Los egos

Mucho se ha debatido sobre la naturaleza del ser humano. Unos defienden su altruismo y solidaridad para con nuestra especie, mientras otros destacan su egoísmo, muchas veces malsano. Abundan las pruebas en uno y otro sentido y, en medio de esta supuesta controversia, aparecen los discursos hipócritas hablando de inclusión social y de la redistribución de la riqueza. Entonces sí, emergen con fuerza las contradicciones. Las naciones desarrolladas alientan y regulan los límites del individualismo y del propio Estado, evitando el colectivismo disolvente que cree saberlo todo. Así, la iniciativa particular y la riqueza que esta genera, adquieren trascendencia y alcanzan beneficios sociales.

Lo extraño de estas reflexiones es que algunos líderes, como Chávez y el mismo Correa, han sido entusiastas propulsores del colectivismo, lo que no les impidió escalar los más altos peldaños del individualismo autocrático y dictatorial. Solo ellos lo sabían, solo ellos eran infalibles, solo sus dichos valían, solo sus actos eran los apropiados. Estos dictadores representan el triunfo del individuo sobre los demás. Y no hablo de un comprensible y necesario liderazgo, sino de la hegemonía de un individuo sobre los demás, abandonando el concepto de lo que es servir para sustituirlo por el de imperar. Su fraternidad es selectiva, reservada para la élite que gira en su derredor y para gente vulnerable bien escogida, que halague su enorme ego. La desconfianza de los demás no le interesa. Su lenguaje resulta ser un enigma, una herramienta para el ocultamiento de sus personales designios. Su autoestima es inmensa: encarcela y persigue a individuos, no para aislarlos de la sociedad y evitar que esta se contamine, sino para humillarlos y degradarlos, festejando luego su victoria como un acontecimiento que destaca su atemorizante dominio. Desconoce, sin embargo, que el miedo descubre la psicología del agresor y que sus víctimas siempre son individuos preocupados por su porvenir. La juventud, contrariamente, termina forjando su futuro y a los ancianos les importa muy poco pensar en él.

Es curioso, pero el ego de los populistas les hace admirarse y aceptarse a sí mismos, hasta llegar a un incontrolable y enfermizo sectarismo en política.
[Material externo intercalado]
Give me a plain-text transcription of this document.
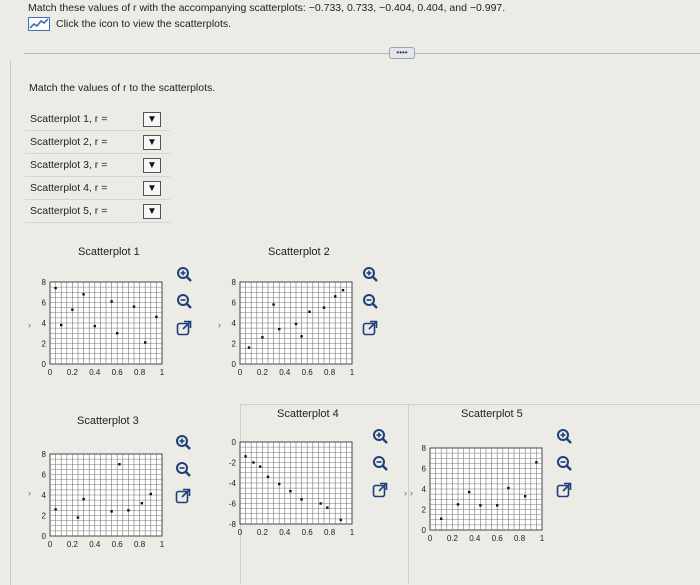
Match these values of r with the accompanying scatterplots: −0.733, 0.733, −0.404, 0.404, and −0.997.
Click the icon to view the scatterplots.
••••
Match the values of r to the scatterplots.
Scatterplot 1, r =	▼
Scatterplot 2, r =	▼
Scatterplot 3, r =	▼
Scatterplot 4, r =	▼
Scatterplot 5, r =	▼
Scatterplot 1
0 0.2 0.4 0.6 0.8 1
0
2
4
6
8
›
Scatterplot 2
0 0.2 0.4 0.6 0.8 1
0
2
4
6
8
›
Scatterplot 3
0 0.2 0.4 0.6 0.8 1
0
2
4
6
8
›
Scatterplot 4
0 0.2 0.4 0.6 0.8 1
0
-2
-4
-6
-8
›
Scatterplot 5
0 0.2 0.4 0.6 0.8 1
0
2
4
6
8
›
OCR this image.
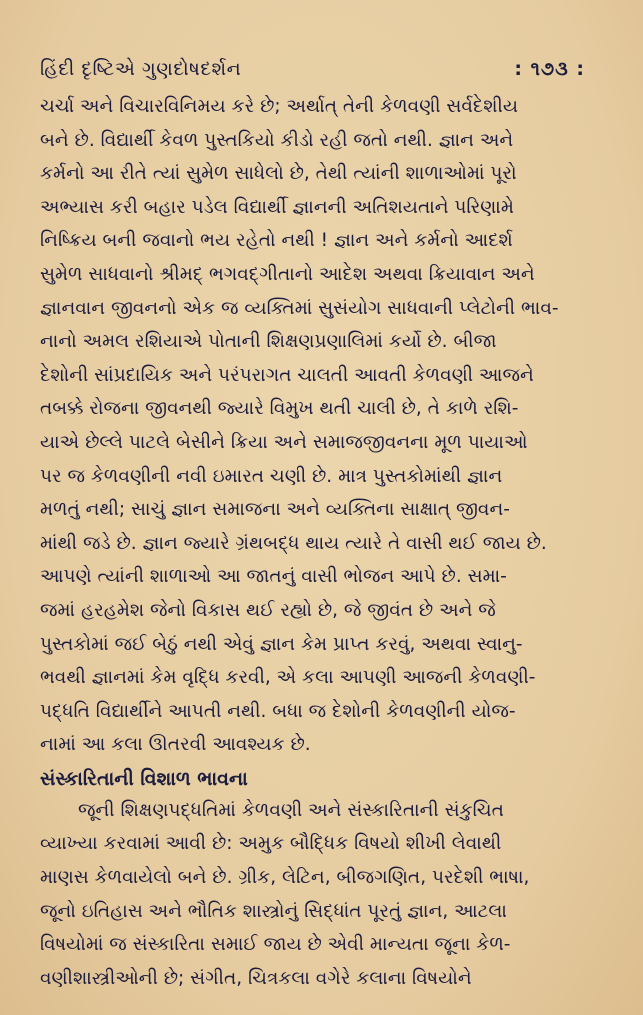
હિંદી દૃષ્ટિએ ગુણદોષદર્શન	: ૧૭૩ :

ચર્ચા અને વિચારવિનિમય કરે છે; અર્થાત્ તેની કેળવણી સર્વદેશીય

બને છે. વિદ્યાર્થી કેવળ પુસ્તકિયો કીડો રહી જતો નથી. જ્ઞાન અને

કર્મનો આ રીતે ત્યાં સુમેળ સાધેલો છે, તેથી ત્યાંની શાળાઓમાં પૂરો

અભ્યાસ કરી બહાર પડેલ વિદ્યાર્થી જ્ઞાનની અતિશયતાને પરિણામે

નિષ્ક્રિય બની જવાનો ભય રહેતો નથી ! જ્ઞાન અને કર્મનો આદર્શ

સુમેળ સાધવાનો શ્રીમદ્ ભગવદ્ગીતાનો આદેશ અથવા ક્રિયાવાન અને

જ્ઞાનવાન જીવનનો એક જ વ્યક્તિમાં સુસંયોગ સાધવાની પ્લેટોની ભાવ-

નાનો અમલ રશિયાએ પોતાની શિક્ષણપ્રણાલિમાં કર્યો છે. બીજા

દેશોની સાંપ્રદાયિક અને પરંપરાગત ચાલતી આવતી કેળવણી આજને

તબક્કે રોજના જીવનથી જ્યારે વિમુખ થતી ચાલી છે, તે કાળે રશિ-

યાએ છેલ્લે પાટલે બેસીને ક્રિયા અને સમાજજીવનના મૂળ પાયાઓ

પર જ કેળવણીની નવી ઇમારત ચણી છે. માત્ર પુસ્તકોમાંથી જ્ઞાન

મળતું નથી; સાચું જ્ઞાન સમાજના અને વ્યક્તિના સાક્ષાત્ જીવન-

માંથી જડે છે. જ્ઞાન જ્યારે ગ્રંથબદ્ધ થાય ત્યારે તે વાસી થઈ જાય છે.

આપણે ત્યાંની શાળાઓ આ જાતનું વાસી ભોજન આપે છે. સમા-

જમાં હરહમેશ જેનો વિકાસ થઈ રહ્યો છે, જે જીવંત છે અને જે

પુસ્તકોમાં જઈ બેઠું નથી એવું જ્ઞાન કેમ પ્રાપ્ત કરવું, અથવા સ્વાનુ-

ભવથી જ્ઞાનમાં કેમ વૃદ્ધિ કરવી, એ કલા આપણી આજની કેળવણી-

પદ્ધતિ વિદ્યાર્થીને આપતી નથી. બધા જ દેશોની કેળવણીની યોજ-

નામાં આ કલા ઊતરવી આવશ્યક છે.

સંસ્કારિતાની વિશાળ ભાવના

જૂની શિક્ષણપદ્ધતિમાં કેળવણી અને સંસ્કારિતાની સંકુચિત

વ્યાખ્યા કરવામાં આવી છે: અમુક બૌદ્ધિક વિષયો શીખી લેવાથી

માણસ કેળવાયેલો બને છે. ગ્રીક, લેટિન, બીજગણિત, પરદેશી ભાષા,

જૂનો ઇતિહાસ અને ભૌતિક શાસ્ત્રોનું સિદ્ધાંત પૂરતું જ્ઞાન, આટલા

વિષયોમાં જ સંસ્કારિતા સમાઈ જાય છે એવી માન્યતા જૂના કેળ-

વણીશાસ્ત્રીઓની છે; સંગીત, ચિત્રકલા વગેરે કલાના વિષયોને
La soberbia revolucionaria ha inflamado sus espíritus hasta creer, por ejemplo, que Chávez no acumuló indebidas riquezas, que los Kirchner integran una santa pareja y que, al igual que Dilma, el estercolero en el que están chapoteando es un hermoso prado. Sin formular consultas ni acopiar informes, fueron santificados por Correa y hasta se erigió un monumento en su honor, comprometiendo su apoyo gubernamental, tal como lo hizo al pisar tierra cubana y declarar que Cuba era una democracia ejemplar, esto es, digna de copiarse. Tales expresiones no fueron espontaneidades, de aquellas que suelen provenir de reflexiones previas. Fueron exabruptos, sustancialmente irracionales, nacidos desde lo más profundo de su sobrestimado ego.

Hay más evidencias de los extremos a los que el ego conduce. En la Biblia, San Marcos narra el encuentro de Jesús con el demonio, a quien le preguntó su nombre. La respuesta cobra especial actualidad en nuestro medio: “Mi nombre es legión, porque somos muchos”, dijo el demonio, sin saber que 2.000 años más tarde un presidente ecuatoriano las repetiría casi textualmente, hinchando de orgullo sus pulmones. Le habría ido mejor emulando a Jesús y proclamar su amor por el prójimo.